Beginning with “While I’m Alive,” the album opens as expected — with a catchy and nasally vocal melody and an easygoing synth progression. Then, about two minutes into the song, you realize that STRFKR is not just another happy-go-lucky electropop band, but the innovators of its genre. The descending bridge collapses before rebuilding a funky, easily accessible bass groove. The minimalist guitar work introduced on “While I’m Alive” defines the best parts of the album, which is STRFKR’s ability to craft ridiculously catchy hooks out of only three or four notes.
“Isea” is a 50 second vibe-chiller comprised of a delicate, nylon string acoustic riff. Lead vocalist Joshua Hodges momentarily breaks from the prevailing themes of hedonism and sings, “We spoke of summer, fall back together/Said it will be better to stay indoors all day,” before the band seamlessly transitions into “YAYAYA,” a reversion to the ubiquitous feel-goodery. The juxtaposition of the hinting of nostalgia in “Isea” and the proceeding nonsensical “YAYAYA” makes Miracle Mile STRFKR’s most lyrically experimental album to date, showing its development as a band and increasing comfort to attempt things other than make a crowd dance.

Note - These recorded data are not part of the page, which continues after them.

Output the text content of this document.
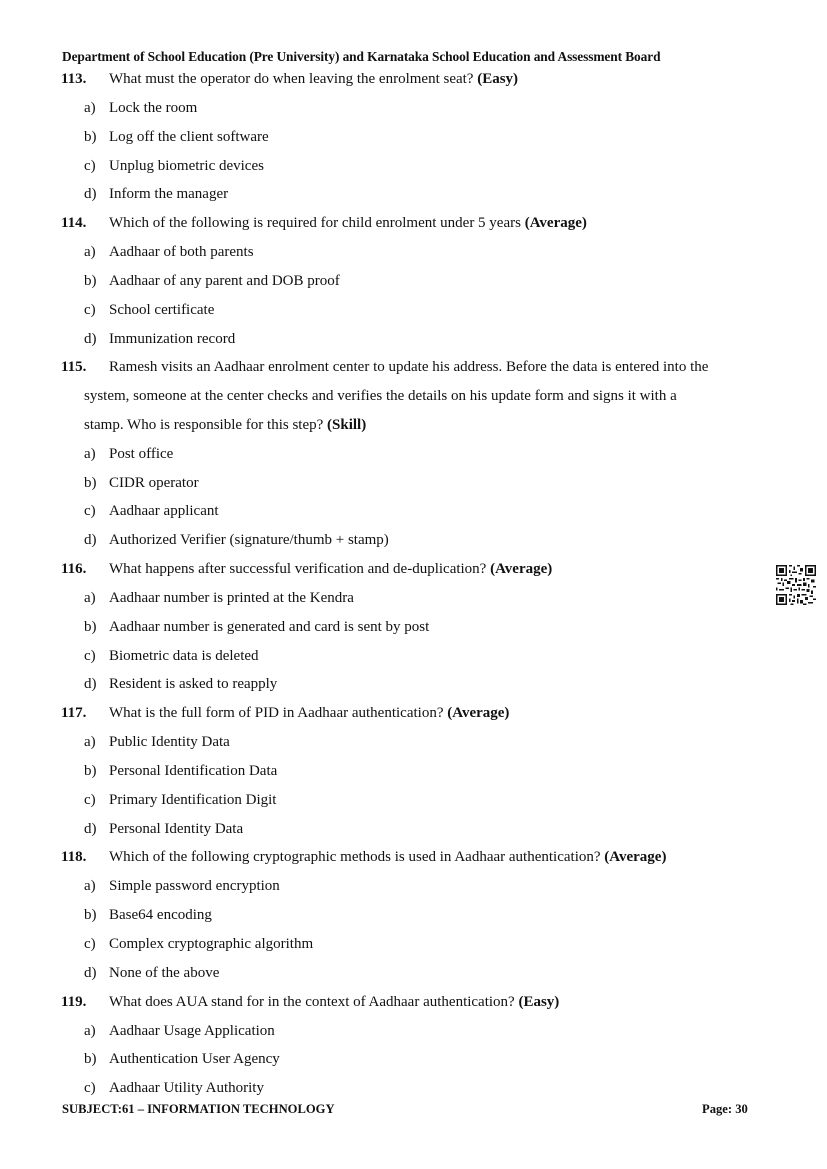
Department of School Education (Pre University) and Karnataka School Education and Assessment Board
113. What must the operator do when leaving the enrolment seat? (Easy)
a) Lock the room
b) Log off the client software
c) Unplug biometric devices
d) Inform the manager
114. Which of the following is required for child enrolment under 5 years (Average)
a) Aadhaar of both parents
b) Aadhaar of any parent and DOB proof
c) School certificate
d) Immunization record
115. Ramesh visits an Aadhaar enrolment center to update his address. Before the data is entered into the
system, someone at the center checks and verifies the details on his update form and signs it with a
stamp. Who is responsible for this step? (Skill)
a) Post office
b) CIDR operator
c) Aadhaar applicant
d) Authorized Verifier (signature/thumb + stamp)
116. What happens after successful verification and de-duplication? (Average)
a) Aadhaar number is printed at the Kendra
b) Aadhaar number is generated and card is sent by post
c) Biometric data is deleted
d) Resident is asked to reapply
117. What is the full form of PID in Aadhaar authentication? (Average)
a) Public Identity Data
b) Personal Identification Data
c) Primary Identification Digit
d) Personal Identity Data
118. Which of the following cryptographic methods is used in Aadhaar authentication? (Average)
a) Simple password encryption
b) Base64 encoding
c) Complex cryptographic algorithm
d) None of the above
119. What does AUA stand for in the context of Aadhaar authentication? (Easy)
a) Aadhaar Usage Application
b) Authentication User Agency
c) Aadhaar Utility Authority
SUBJECT:61 – INFORMATION TECHNOLOGY	Page: 30
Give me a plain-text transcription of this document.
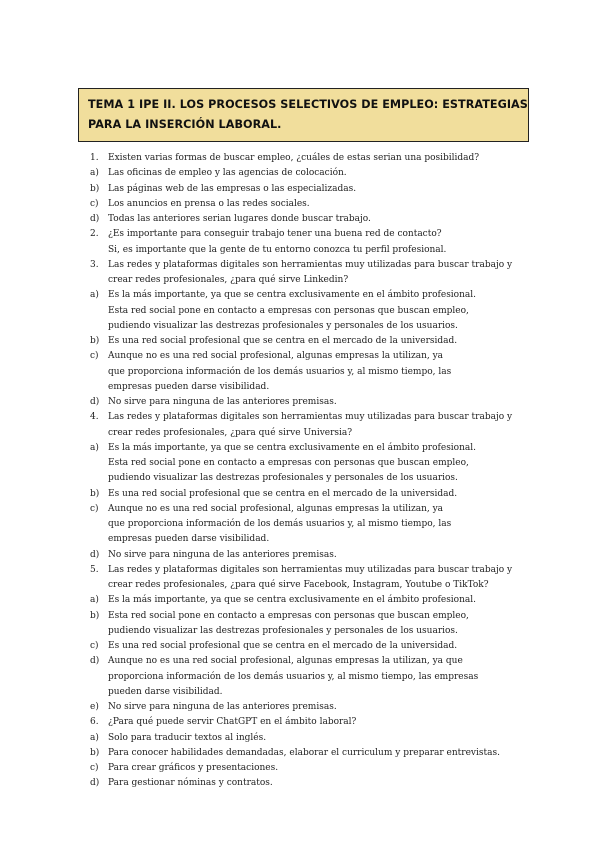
TEMA 1 IPE II. LOS PROCESOS SELECTIVOS DE EMPLEO: ESTRATEGIAS
PARA LA INSERCIÓN LABORAL.
1. Existen varias formas de buscar empleo, ¿cuáles de estas serian una posibilidad?
a) Las oficinas de empleo y las agencias de colocación.
b) Las páginas web de las empresas o las especializadas.
c) Los anuncios en prensa o las redes sociales.
d) Todas las anteriores serian lugares donde buscar trabajo.
2. ¿Es importante para conseguir trabajo tener una buena red de contacto?
Si, es importante que la gente de tu entorno conozca tu perfil profesional.
3. Las redes y plataformas digitales son herramientas muy utilizadas para buscar trabajo y
crear redes profesionales, ¿para qué sirve Linkedin?
a) Es la más importante, ya que se centra exclusivamente en el ámbito profesional.
Esta red social pone en contacto a empresas con personas que buscan empleo,
pudiendo visualizar las destrezas profesionales y personales de los usuarios.
b) Es una red social profesional que se centra en el mercado de la universidad.
c) Aunque no es una red social profesional, algunas empresas la utilizan, ya
que proporciona información de los demás usuarios y, al mismo tiempo, las
empresas pueden darse visibilidad.
d) No sirve para ninguna de las anteriores premisas.
4. Las redes y plataformas digitales son herramientas muy utilizadas para buscar trabajo y
crear redes profesionales, ¿para qué sirve Universia?
a) Es la más importante, ya que se centra exclusivamente en el ámbito profesional.
Esta red social pone en contacto a empresas con personas que buscan empleo,
pudiendo visualizar las destrezas profesionales y personales de los usuarios.
b) Es una red social profesional que se centra en el mercado de la universidad.
c) Aunque no es una red social profesional, algunas empresas la utilizan, ya
que proporciona información de los demás usuarios y, al mismo tiempo, las
empresas pueden darse visibilidad.
d) No sirve para ninguna de las anteriores premisas.
5. Las redes y plataformas digitales son herramientas muy utilizadas para buscar trabajo y
crear redes profesionales, ¿para qué sirve Facebook, Instagram, Youtube o TikTok?
a) Es la más importante, ya que se centra exclusivamente en el ámbito profesional.
b) Esta red social pone en contacto a empresas con personas que buscan empleo,
pudiendo visualizar las destrezas profesionales y personales de los usuarios.
c) Es una red social profesional que se centra en el mercado de la universidad.
d) Aunque no es una red social profesional, algunas empresas la utilizan, ya que
proporciona información de los demás usuarios y, al mismo tiempo, las empresas
pueden darse visibilidad.
e) No sirve para ninguna de las anteriores premisas.
6. ¿Para qué puede servir ChatGPT en el ámbito laboral?
a) Solo para traducir textos al inglés.
b) Para conocer habilidades demandadas, elaborar el curriculum y preparar entrevistas.
c) Para crear gráficos y presentaciones.
d) Para gestionar nóminas y contratos.
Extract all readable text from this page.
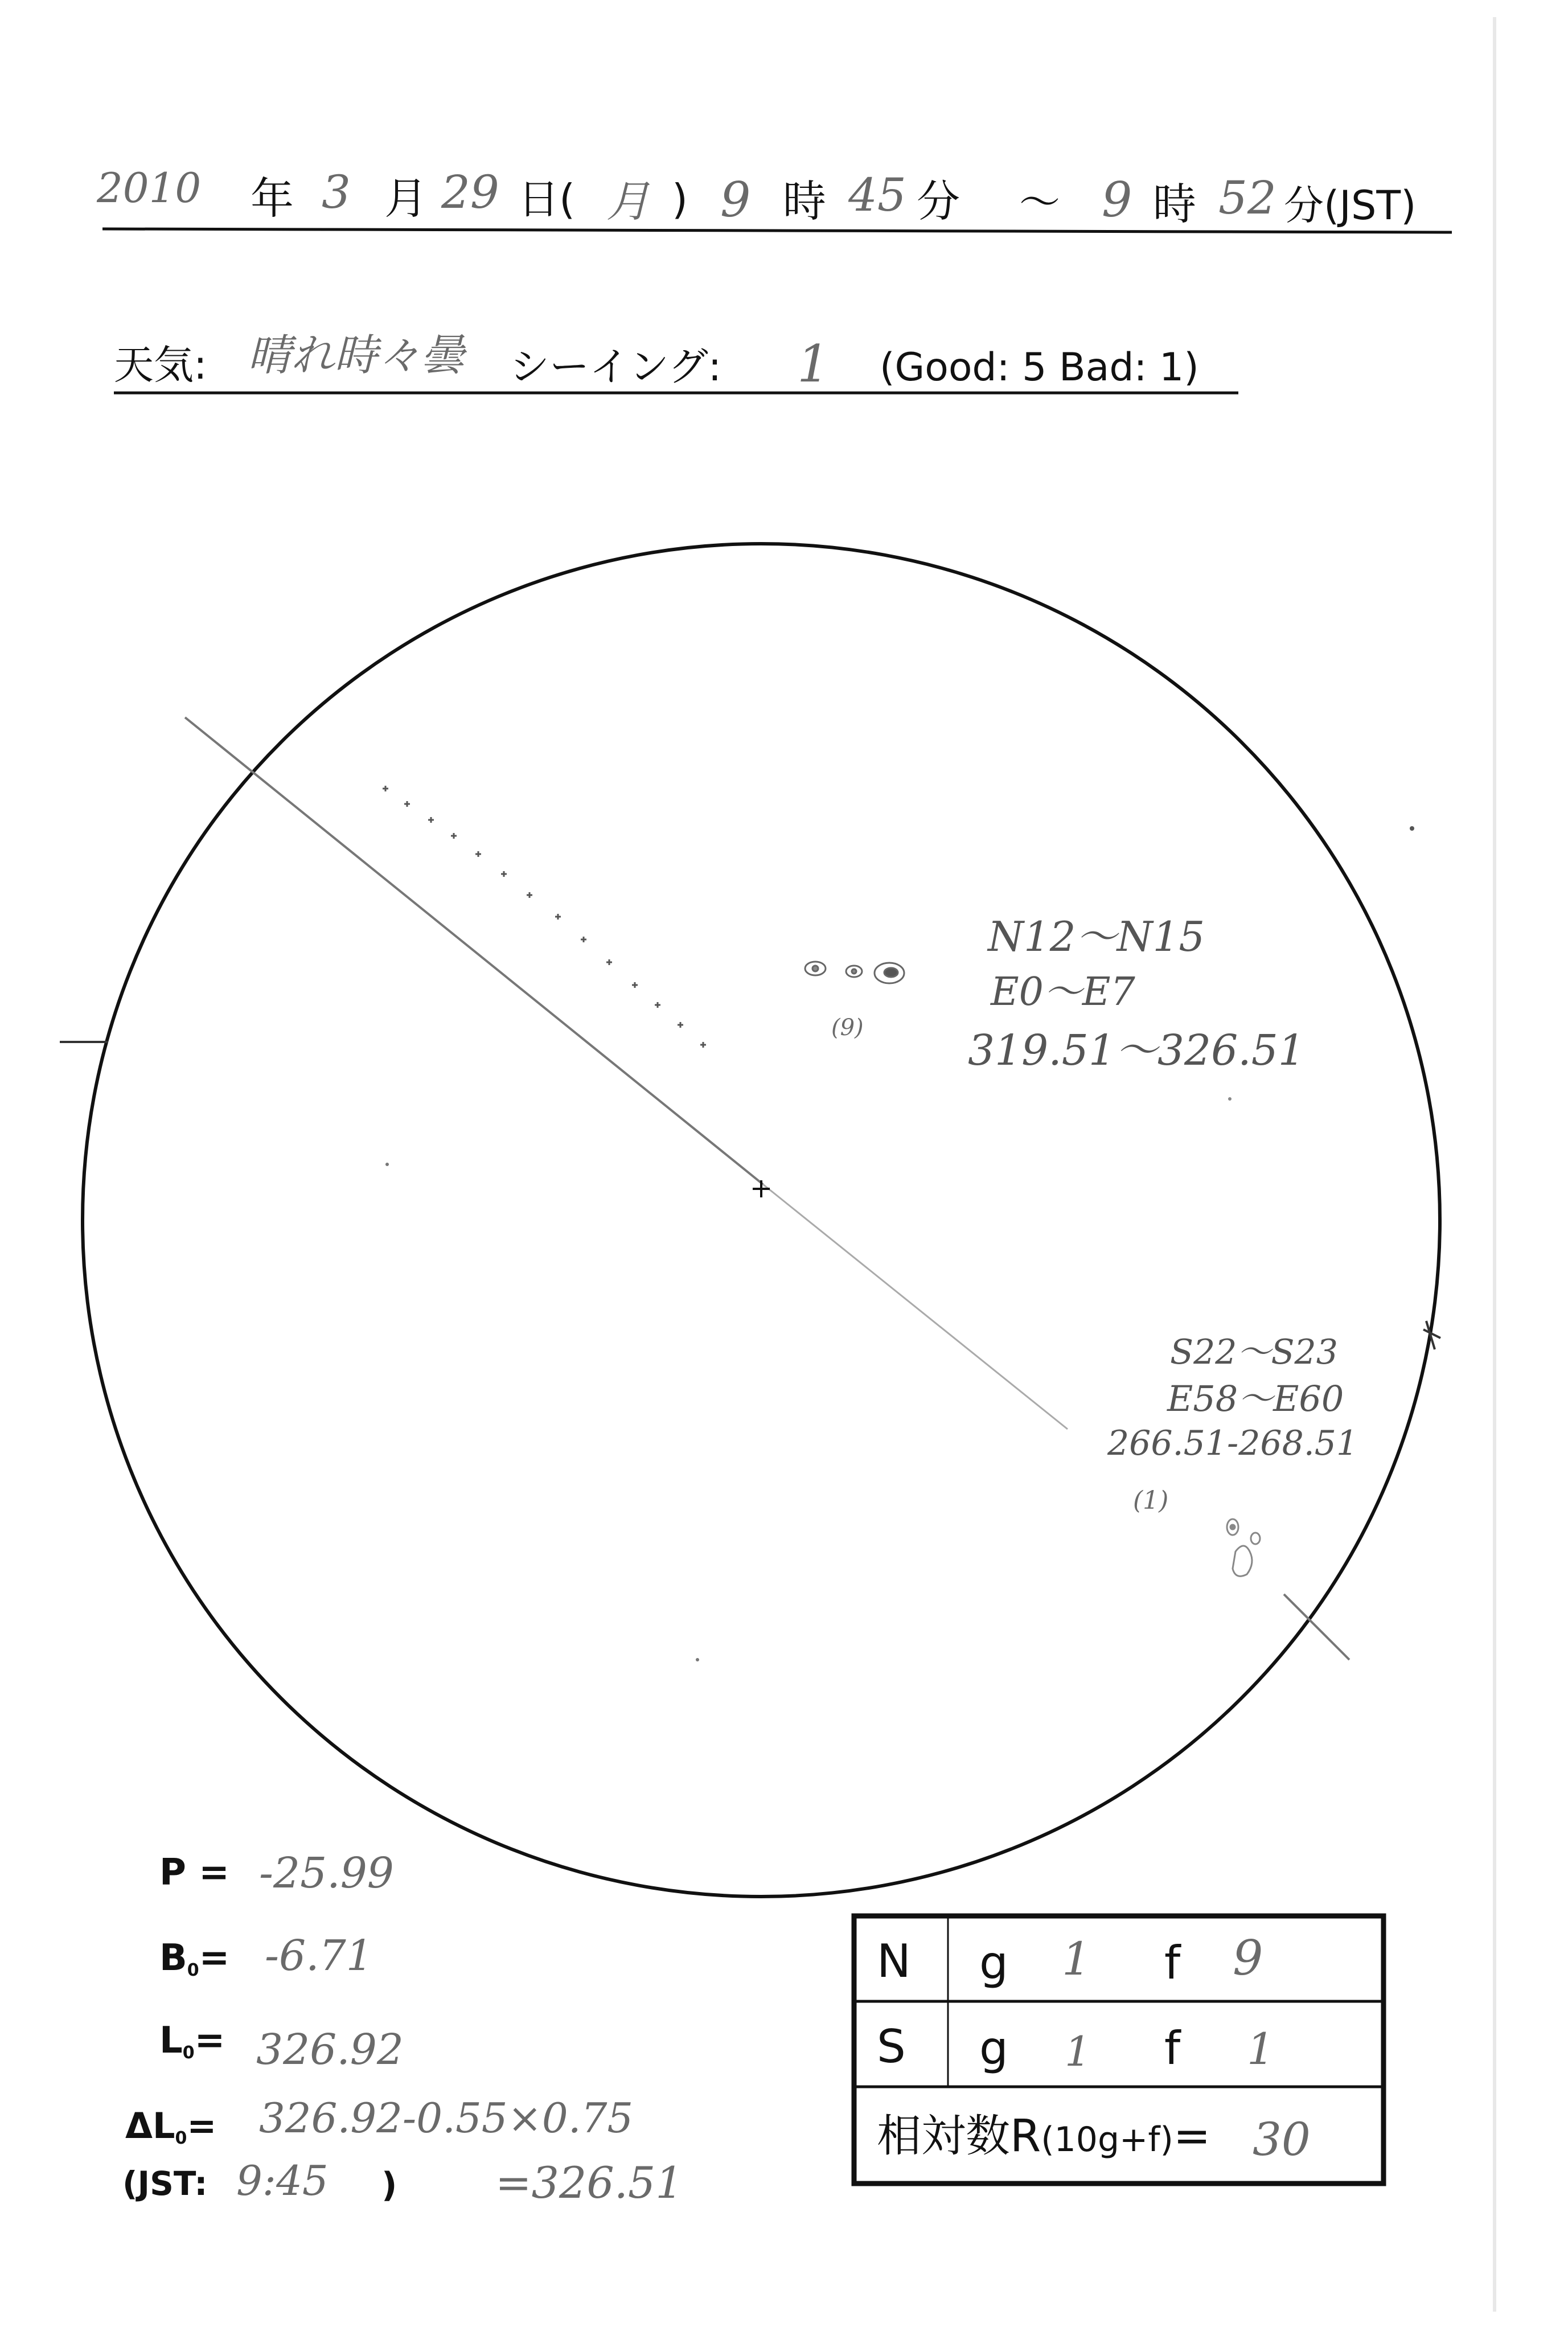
2010 年 3 月 29 日( 月 ) 9 時 45 分 ～ 9 時 52 分(JST)
天気: 晴れ時々曇 シーイング: 1 (Good: 5 Bad: 1)
(9)
(1)
N12～N15
E0～E7
319.51～326.51
S22～S23
E58～E60
266.51-268.51
P = -25.99
B0= -6.71
L0= 326.92
ΔL0= 326.92-0.55×0.75
(JST: 9:45 ) =326.51
N g 1 f 9
S g 1 f 1
相対数R(10g+f)= 30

Miracle Mile sees STRFKR build off its ability to craft catchy dance melodies like “Rawnald Gregory Erickson the Second,” and develop them into full-fledged songs, often featuring better-written lyrics and equally catchy bridges. Where some of its previous material was so electronic it verged on banality, STRFKR has concisely revised its often-formulaic synthpop into a more organic version that features distinct live instrumentation while maintaining its characteristic simplicity. By the end of Miracle Mile, STRFKR reasserts its dominance, leaving other electronic contemporaries at a distant second.
Anyone with ears can detect the recent surge of garage/surf/indie bands that’s destroyed any meaning the word “indie” ever had. New York City’s Beach Fossils were met with praise for their 2010 self-titled debut, but after three years the genre demands something new, and Clash The Truth doesn’t have it. The songs are relatively boring and might signal a stagnant band striving to compete in the saturated arena of “indie rock.”
Comprised of brothers Andrew and Daniel Aged from Los Angeles, inc. is a new R&B outfit that deserves to be recognized for its debut album No World. The music is spacious and unhurried, with staples of classic R&B, like snapping snares, sensual pianos and delicately whispered vocals. In all its intricacies and emotions, No World could easily launch inc. from no-namers to the top of modern R&B charts.
Wu-Tang Clan’s Inspectah Deck has a reputation that raps for itself, but when paired with Boston hip-hop duo 7L & Esoteric, the result is an extremely satisfying mixture of old school emceeing over 7L’s cutting edge production. True to the traditional Wu-Tang production style, Czarface is packed with movie sound clips and “Savagely Attack” features a particularly ruthless verse from fellow Wu-Tang member Ghostface Killah.